Russia's opposition, widespread and deep-rooted, is natural, and history will probably add that it was justified. It starts from the assumption, which there is no gainsaying, that the Conference was convoked to make peace between the belligerents and that whatever territorial changes it might introduce must be restricted to the countries of the defeated peoples. From all "disannexations" not only the Allies' territories, but those of neutrals, were to be exempted. Repudiate this principle and the demands of Ireland, Egypt, India to the benefits of self-determination became unanswerable. Belgium's claim to Dutch Limburg and other territorial oddments must likewise be allowed. Indeed, the plea actually put forward against these was that the Conference was incompetent to touch any territory actually possessed by either neutral or Allied states. Ireland, Egypt, and Dutch Limburg Were all domestic matters with which the Conference had no concern.

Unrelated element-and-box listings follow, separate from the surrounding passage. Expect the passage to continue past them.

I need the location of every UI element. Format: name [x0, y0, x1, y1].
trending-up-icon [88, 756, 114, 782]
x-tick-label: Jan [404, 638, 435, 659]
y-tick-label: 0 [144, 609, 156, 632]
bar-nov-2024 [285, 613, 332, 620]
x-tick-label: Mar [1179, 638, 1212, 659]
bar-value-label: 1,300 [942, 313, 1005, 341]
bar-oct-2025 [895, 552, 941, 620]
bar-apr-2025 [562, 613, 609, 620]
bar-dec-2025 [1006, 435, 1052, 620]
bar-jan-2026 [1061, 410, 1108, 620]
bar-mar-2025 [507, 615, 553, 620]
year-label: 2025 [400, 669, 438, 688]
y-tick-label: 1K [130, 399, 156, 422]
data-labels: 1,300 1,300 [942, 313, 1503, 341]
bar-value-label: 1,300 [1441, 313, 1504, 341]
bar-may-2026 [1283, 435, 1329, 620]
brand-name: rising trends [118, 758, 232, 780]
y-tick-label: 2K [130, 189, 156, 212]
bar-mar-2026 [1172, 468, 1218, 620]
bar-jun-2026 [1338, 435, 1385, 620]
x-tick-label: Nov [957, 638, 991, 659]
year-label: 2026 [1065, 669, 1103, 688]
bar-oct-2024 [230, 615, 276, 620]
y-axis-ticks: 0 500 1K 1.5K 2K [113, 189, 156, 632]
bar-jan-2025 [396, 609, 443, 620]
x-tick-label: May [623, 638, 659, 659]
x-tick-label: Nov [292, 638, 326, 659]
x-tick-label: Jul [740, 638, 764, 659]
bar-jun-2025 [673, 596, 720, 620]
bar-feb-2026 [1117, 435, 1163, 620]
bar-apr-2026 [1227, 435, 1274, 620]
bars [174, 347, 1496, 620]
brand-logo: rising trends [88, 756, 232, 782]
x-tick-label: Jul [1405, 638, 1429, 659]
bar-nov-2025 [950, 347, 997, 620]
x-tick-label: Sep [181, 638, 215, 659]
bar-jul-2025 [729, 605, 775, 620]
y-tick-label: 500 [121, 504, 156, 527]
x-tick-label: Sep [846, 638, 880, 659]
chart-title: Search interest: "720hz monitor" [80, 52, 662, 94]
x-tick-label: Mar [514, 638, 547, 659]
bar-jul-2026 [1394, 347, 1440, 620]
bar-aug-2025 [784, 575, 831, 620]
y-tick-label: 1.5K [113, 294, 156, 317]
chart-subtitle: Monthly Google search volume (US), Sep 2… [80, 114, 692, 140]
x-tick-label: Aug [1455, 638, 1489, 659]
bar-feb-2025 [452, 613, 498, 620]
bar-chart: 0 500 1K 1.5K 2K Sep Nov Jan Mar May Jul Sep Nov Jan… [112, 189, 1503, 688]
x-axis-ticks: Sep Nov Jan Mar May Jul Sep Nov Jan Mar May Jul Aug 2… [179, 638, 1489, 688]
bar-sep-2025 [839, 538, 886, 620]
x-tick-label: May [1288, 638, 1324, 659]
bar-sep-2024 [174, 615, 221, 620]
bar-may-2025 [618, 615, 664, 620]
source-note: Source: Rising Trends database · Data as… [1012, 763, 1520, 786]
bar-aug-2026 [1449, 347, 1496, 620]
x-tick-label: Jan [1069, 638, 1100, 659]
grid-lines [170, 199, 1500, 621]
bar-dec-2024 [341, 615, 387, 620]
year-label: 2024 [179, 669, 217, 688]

Despite this fundamental principle Russia, the whilom Ally, without whose superhuman efforts and heroic sacrifices her partners would have been pulverized, was tacitly relegated to the category of hostile and defeated peoples, and many of her provinces lopped off arbitrarily and without appeal. None of her representatives was convoked or consulted on the subject, although all of them, Bolshevist and anti-Bolshevist, were at one in their resistance to foreign dictation.
The Conference repeatedly disclaimed any intention of meddling in the internal affairs of any other state, and the Irish, the Egyptian, and several other analogous problems were for the purposes of the Conference included in this category. On what intelligible grounds, then, were the Finnish, the Lettish, the Esthonian, the Georgian, the Ukrainian problems excluded from it? One cannot conceive a more flagrant violation of the sovereignty of a state than the severance and disposal of its territorial possessions against its will. It is a frankly hostile act, and as such was rightly limited by the Conference to enemy countries. Why, then, was it extended to the ex-Ally? Is it not clear that if reconstituted Russia should regard the Allied states as enemies and choose the potential enemies of these as its friends, it will be legitimately applying the principles laid down by the Allies themselves? No expert in international law and no person of average common sense will seriously maintain that any of the decisions reached in Paris are binding on the Russia of the future. No problem which concerns two equal parties can be rightfully decided by only one of them. The Conference which declared itself incompetent to impose on Holland the cession to Belgium even of a small strip of territory on one of the banks of the Belgian river Scheldt cannot be deemed authorized to sign away vast provinces that belonged to Russia. Here the plea of the self-determination of peoples possesses just as much or as little cogency as in the case of Ireland and Egypt.